Bioswift is a student-led design team comprising students from the Whiting School of Engineering and the Johns Hopkins School of Medicine. The team developed FlowMate, an attachment for dry powder inhalers that ensures pediatric patients, as well as adults with limited lung capacity, receive their full dosage of medication in order to alleviate chronic respiratory symptoms

 

AstroJays

The AstroJays rocketry team is a multidisciplinary group of students that design, build, and launch high-powered rockets. The team is divided into four main subsystems—avionics, propulsion, recovery, structures—that each work on one major sector of the rockets, which are then integrated with each other to produce a finished product.

Mini-MedHacks

Through Mini-MedHacks, Baltimore City high school students who are part of MERIT Health Leadership Academy learn about technology in medicine by participating in a one-day simulation of a medical hackathon.

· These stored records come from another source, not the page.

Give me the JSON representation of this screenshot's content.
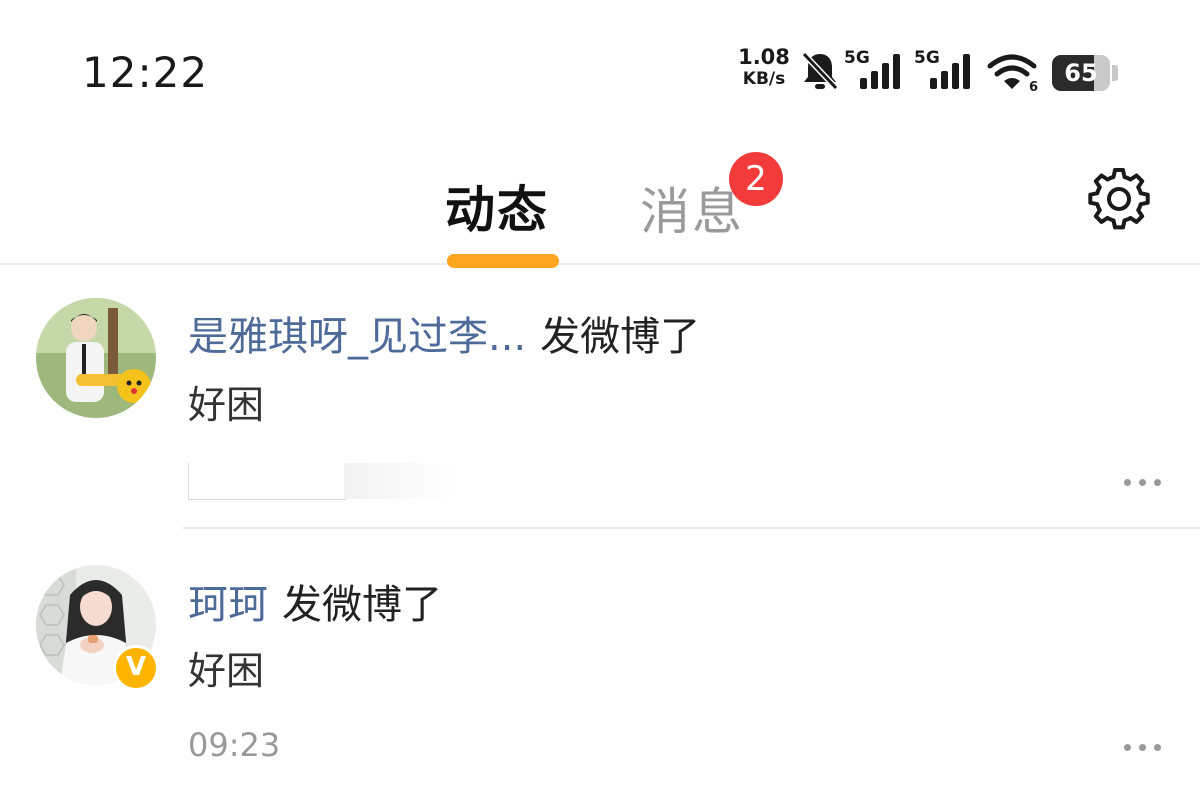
{
  "status_bar": {
    "time": "12:22",
    "net_speed_value": "1.08",
    "net_speed_unit": "KB/s",
    "network1": "5G",
    "network2": "5G",
    "battery": "65",
    "icons": [
      "bell-off-icon",
      "signal-5g-icon",
      "signal-5g-icon",
      "wifi-icon",
      "battery-icon"
    ]
  },
  "header": {
    "tabs": [
      {
        "label": "动态",
        "active": true
      },
      {
        "label": "消息",
        "active": false,
        "badge": "2"
      }
    ],
    "settings_icon": "gear-icon",
    "accent_color": "#ffa51f",
    "badge_color": "#f43b3b"
  },
  "feed": [
    {
      "user": "是雅琪呀_见过李...",
      "action": "发微博了",
      "text": "好困",
      "avatar_icon": "avatar-photo",
      "more_icon": "more-icon"
    },
    {
      "user": "珂珂",
      "action": "发微博了",
      "text": "好困",
      "time": "09:23",
      "verified": "V",
      "avatar_icon": "avatar-photo",
      "more_icon": "more-icon"
    }
  ],
  "colors": {
    "username": "#4e6a99",
    "secondary_text": "#999999"
  }
}
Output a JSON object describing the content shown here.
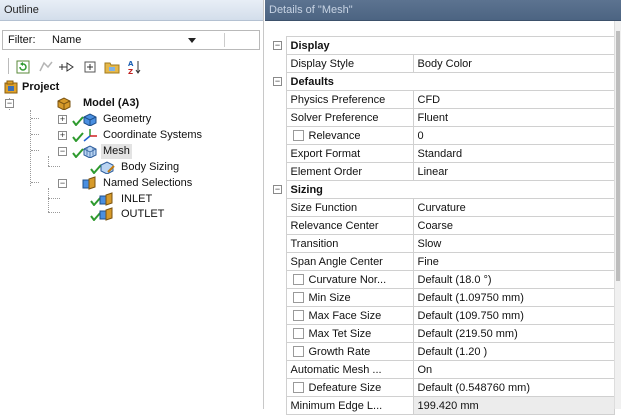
{
  "outline": {
    "title": "Outline",
    "filter": {
      "label": "Filter:",
      "value": "Name"
    },
    "tree": {
      "project": "Project",
      "model": "Model (A3)",
      "geometry": "Geometry",
      "coordinate_systems": "Coordinate Systems",
      "mesh": "Mesh",
      "body_sizing": "Body Sizing",
      "named_selections": "Named Selections",
      "inlet": "INLET",
      "outlet": "OUTLET"
    }
  },
  "details": {
    "title": "Details of \"Mesh\"",
    "rows": [
      {
        "type": "cat",
        "name": "Display"
      },
      {
        "type": "prop",
        "name": "Display Style",
        "value": "Body Color"
      },
      {
        "type": "cat",
        "name": "Defaults"
      },
      {
        "type": "prop",
        "name": "Physics Preference",
        "value": "CFD"
      },
      {
        "type": "prop",
        "name": "Solver Preference",
        "value": "Fluent"
      },
      {
        "type": "prop",
        "name": "Relevance",
        "value": "0",
        "checkbox": true
      },
      {
        "type": "prop",
        "name": "Export Format",
        "value": "Standard"
      },
      {
        "type": "prop",
        "name": "Element Order",
        "value": "Linear"
      },
      {
        "type": "cat",
        "name": "Sizing"
      },
      {
        "type": "prop",
        "name": "Size Function",
        "value": "Curvature"
      },
      {
        "type": "prop",
        "name": "Relevance Center",
        "value": "Coarse"
      },
      {
        "type": "prop",
        "name": "Transition",
        "value": "Slow"
      },
      {
        "type": "prop",
        "name": "Span Angle Center",
        "value": "Fine"
      },
      {
        "type": "prop",
        "name": "Curvature Nor...",
        "value": "Default (18.0 °)",
        "checkbox": true
      },
      {
        "type": "prop",
        "name": "Min Size",
        "value": "Default (1.09750 mm)",
        "checkbox": true
      },
      {
        "type": "prop",
        "name": "Max Face Size",
        "value": "Default (109.750 mm)",
        "checkbox": true
      },
      {
        "type": "prop",
        "name": "Max Tet Size",
        "value": "Default (219.50 mm)",
        "checkbox": true
      },
      {
        "type": "prop",
        "name": "Growth Rate",
        "value": "Default (1.20 )",
        "checkbox": true
      },
      {
        "type": "prop",
        "name": "Automatic Mesh ...",
        "value": "On"
      },
      {
        "type": "prop",
        "name": "Defeature Size",
        "value": "Default (0.548760 mm)",
        "checkbox": true
      },
      {
        "type": "prop",
        "name": "Minimum Edge L...",
        "value": "199.420 mm",
        "readonly": true
      }
    ]
  },
  "colors": {
    "check_green": "#2e9a2e",
    "model_orange": "#d69a2a",
    "mesh_blue": "#3b7fd0",
    "readonly_bg": "#ececec"
  }
}
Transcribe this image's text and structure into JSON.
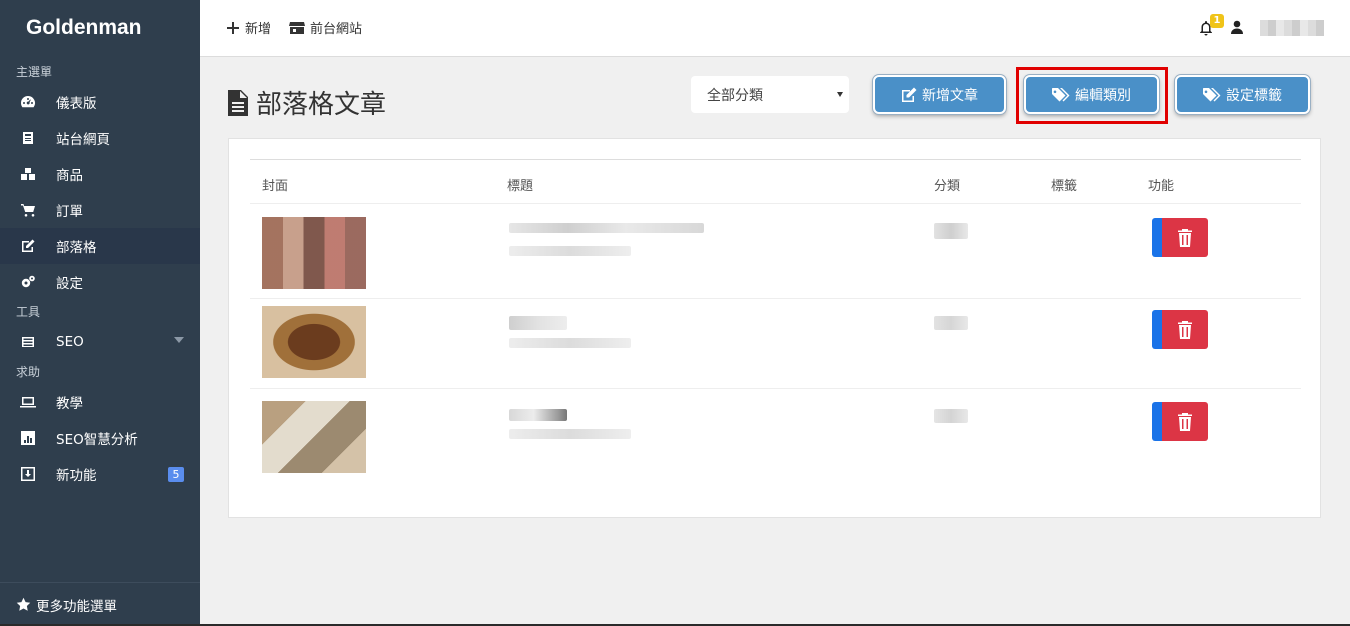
{
  "sidebar": {
    "brand": "Goldenman",
    "sections": [
      {
        "label": "主選單"
      },
      {
        "label": "工具"
      },
      {
        "label": "求助"
      }
    ],
    "items": [
      {
        "label": "儀表版",
        "icon": "dashboard-icon"
      },
      {
        "label": "站台網頁",
        "icon": "page-icon"
      },
      {
        "label": "商品",
        "icon": "boxes-icon"
      },
      {
        "label": "訂單",
        "icon": "cart-icon"
      },
      {
        "label": "部落格",
        "icon": "edit-icon",
        "active": true
      },
      {
        "label": "設定",
        "icon": "gears-icon"
      },
      {
        "label": "SEO",
        "icon": "list-icon"
      },
      {
        "label": "教學",
        "icon": "laptop-icon"
      },
      {
        "label": "SEO智慧分析",
        "icon": "bar-chart-icon"
      },
      {
        "label": "新功能",
        "icon": "download-icon",
        "badge": "5"
      }
    ],
    "footer": "更多功能選單"
  },
  "topbar": {
    "add_label": "新增",
    "frontsite_label": "前台網站",
    "notification_count": "1"
  },
  "page": {
    "title": "部落格文章",
    "category_select": "全部分類",
    "buttons": {
      "new_post": "新增文章",
      "edit_category": "編輯類別",
      "set_tags": "設定標籤"
    },
    "highlight_color": "#e00000"
  },
  "table": {
    "headers": [
      "封面",
      "標題",
      "分類",
      "標籤",
      "功能"
    ],
    "rows": [
      {
        "cover": "blurred-image-1"
      },
      {
        "cover": "blurred-image-2"
      },
      {
        "cover": "blurred-image-3"
      }
    ]
  },
  "colors": {
    "sidebar_bg": "#2f3e4d",
    "button_blue": "#4a90c8",
    "delete_red": "#dc3545",
    "action_blue": "#1a73e8"
  }
}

Mini-MedHacks is part of MedHacks, a student-run annual hackathon.

 

Engineers Without Borders at Johns Hopkins

Students in the Johns Hopkins chapter of Engineers Without Borders partner with low-resource communities to improve their daily quality of life through the implementation of environmentally and economically sustainable engineering projects while developing internationally responsible engineering students. The EWB-JHU team worked on projects in Guatemala and Ecuador—focusing on a bridge, water, and the social needs of several communities.

 

Hopkins AI Robot Squad

A team of student robotics experts put their artificial intelligence skills to the test at the 2019 International Conference on Robotics and Automation in Montreal. Students equipped robots with LIDAR and camera sensors to follow the location of “enemy” robots and demonstrate more precise aiming and targeting of armor packs.